Skip to content

conll

allennlp_models.coref.dataset_readers.conll

[SOURCE]


ConllCorefReader#

@DatasetReader.register("coref")
class ConllCorefReader(DatasetReader):
 | def __init__(
 |     self,
 |     max_span_width: int,
 |     token_indexers: Dict[str, TokenIndexer] = None,
 |     wordpiece_modeling_tokenizer: Optional[PretrainedTransformerTokenizer] = None,
 |     max_sentences: int = None,
 |     remove_singleton_clusters: bool = False,
 |     **kwargs
 | ) -> None

Reads a single CoNLL-formatted file. This is the same file format as used in the allennlp.data.dataset_readers.semantic_role_labelling.SrlReader, but is preprocessed to dump all documents into a single file per train, dev and test split. See scripts/compile_coref_data.sh for more details of how to pre-process the Ontonotes 5.0 data into the correct format.

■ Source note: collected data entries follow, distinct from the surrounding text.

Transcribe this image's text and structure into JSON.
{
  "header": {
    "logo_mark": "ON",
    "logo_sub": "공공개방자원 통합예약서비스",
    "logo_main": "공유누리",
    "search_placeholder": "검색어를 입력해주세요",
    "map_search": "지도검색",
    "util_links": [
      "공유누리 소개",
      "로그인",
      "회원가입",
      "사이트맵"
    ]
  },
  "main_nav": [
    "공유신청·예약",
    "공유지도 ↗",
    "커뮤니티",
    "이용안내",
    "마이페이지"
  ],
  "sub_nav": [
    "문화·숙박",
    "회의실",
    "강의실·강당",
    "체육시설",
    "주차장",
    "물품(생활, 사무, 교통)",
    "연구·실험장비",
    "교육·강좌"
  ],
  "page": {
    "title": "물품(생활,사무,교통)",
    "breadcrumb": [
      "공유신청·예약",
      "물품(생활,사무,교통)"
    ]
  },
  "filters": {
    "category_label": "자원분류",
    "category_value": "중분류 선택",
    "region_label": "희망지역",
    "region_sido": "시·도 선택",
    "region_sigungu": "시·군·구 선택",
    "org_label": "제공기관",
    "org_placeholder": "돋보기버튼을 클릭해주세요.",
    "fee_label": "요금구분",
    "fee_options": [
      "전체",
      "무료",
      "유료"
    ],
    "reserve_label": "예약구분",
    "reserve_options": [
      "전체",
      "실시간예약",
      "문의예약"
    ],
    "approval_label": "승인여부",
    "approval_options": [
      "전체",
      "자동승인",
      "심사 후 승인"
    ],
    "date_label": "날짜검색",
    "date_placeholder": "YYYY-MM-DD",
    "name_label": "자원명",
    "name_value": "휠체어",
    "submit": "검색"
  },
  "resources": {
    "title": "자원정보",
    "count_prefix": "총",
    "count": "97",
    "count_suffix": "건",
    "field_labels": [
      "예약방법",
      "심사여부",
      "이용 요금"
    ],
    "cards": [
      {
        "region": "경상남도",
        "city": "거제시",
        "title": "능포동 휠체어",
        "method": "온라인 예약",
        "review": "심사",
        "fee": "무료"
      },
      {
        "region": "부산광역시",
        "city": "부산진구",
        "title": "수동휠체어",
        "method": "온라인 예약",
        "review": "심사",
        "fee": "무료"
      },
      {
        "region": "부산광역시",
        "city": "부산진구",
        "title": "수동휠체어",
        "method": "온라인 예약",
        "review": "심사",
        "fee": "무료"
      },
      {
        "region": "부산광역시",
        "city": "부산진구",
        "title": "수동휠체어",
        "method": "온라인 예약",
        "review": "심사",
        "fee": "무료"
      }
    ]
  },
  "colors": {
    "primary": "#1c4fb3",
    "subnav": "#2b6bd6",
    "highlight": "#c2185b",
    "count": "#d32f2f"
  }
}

Returns a Dataset where the Instances have four fields : text, a TextField containing the full document text, spans, a ListField[SpanField] of inclusive start and end indices for span candidates, and metadata, a MetadataField that stores the instance's original text. For data with gold cluster labels, we also include the original clusters (a list of list of index pairs) and a SequenceLabelField of cluster ids for every span candidate.

Parameters

  • max_span_width : int
    The maximum width of candidate spans to consider.
  • token_indexers : Dict[str, TokenIndexer], optional
    This is used to index the words in the document. See TokenIndexer. Default is {"tokens": SingleIdTokenIndexer()}.
  • wordpiece_modeling_tokenizer : PretrainedTransformerTokenizer, optional (default = None)
    If not None, this dataset reader does subword tokenization using the supplied tokenizer and distribute the labels to the resulting wordpieces. All the modeling will be based on wordpieces. If this is set to False (default), the user is expected to use PretrainedTransformerMismatchedIndexer and PretrainedTransformerMismatchedEmbedder, and the modeling will be on the word-level.
  • max_sentences : int, optional (default = None)
    The maximum number of sentences in each document to keep. By default keeps all sentences.
  • remove_singleton_clusters : bool, optional (default = False)
    Some datasets contain clusters that are singletons (i.e. no coreferents). This option allows the removal of them. Ontonotes shouldn't have these, and this option should be used for testing only.

text_to_instance#

class ConllCorefReader(DatasetReader):
 | ...
 | @overrides
 | def text_to_instance(
 |     self,
 |     sentences: List[List[str]],
 |     gold_clusters: Optional[List[List[Tuple[int, int]]]] = None
 | ) -> Instance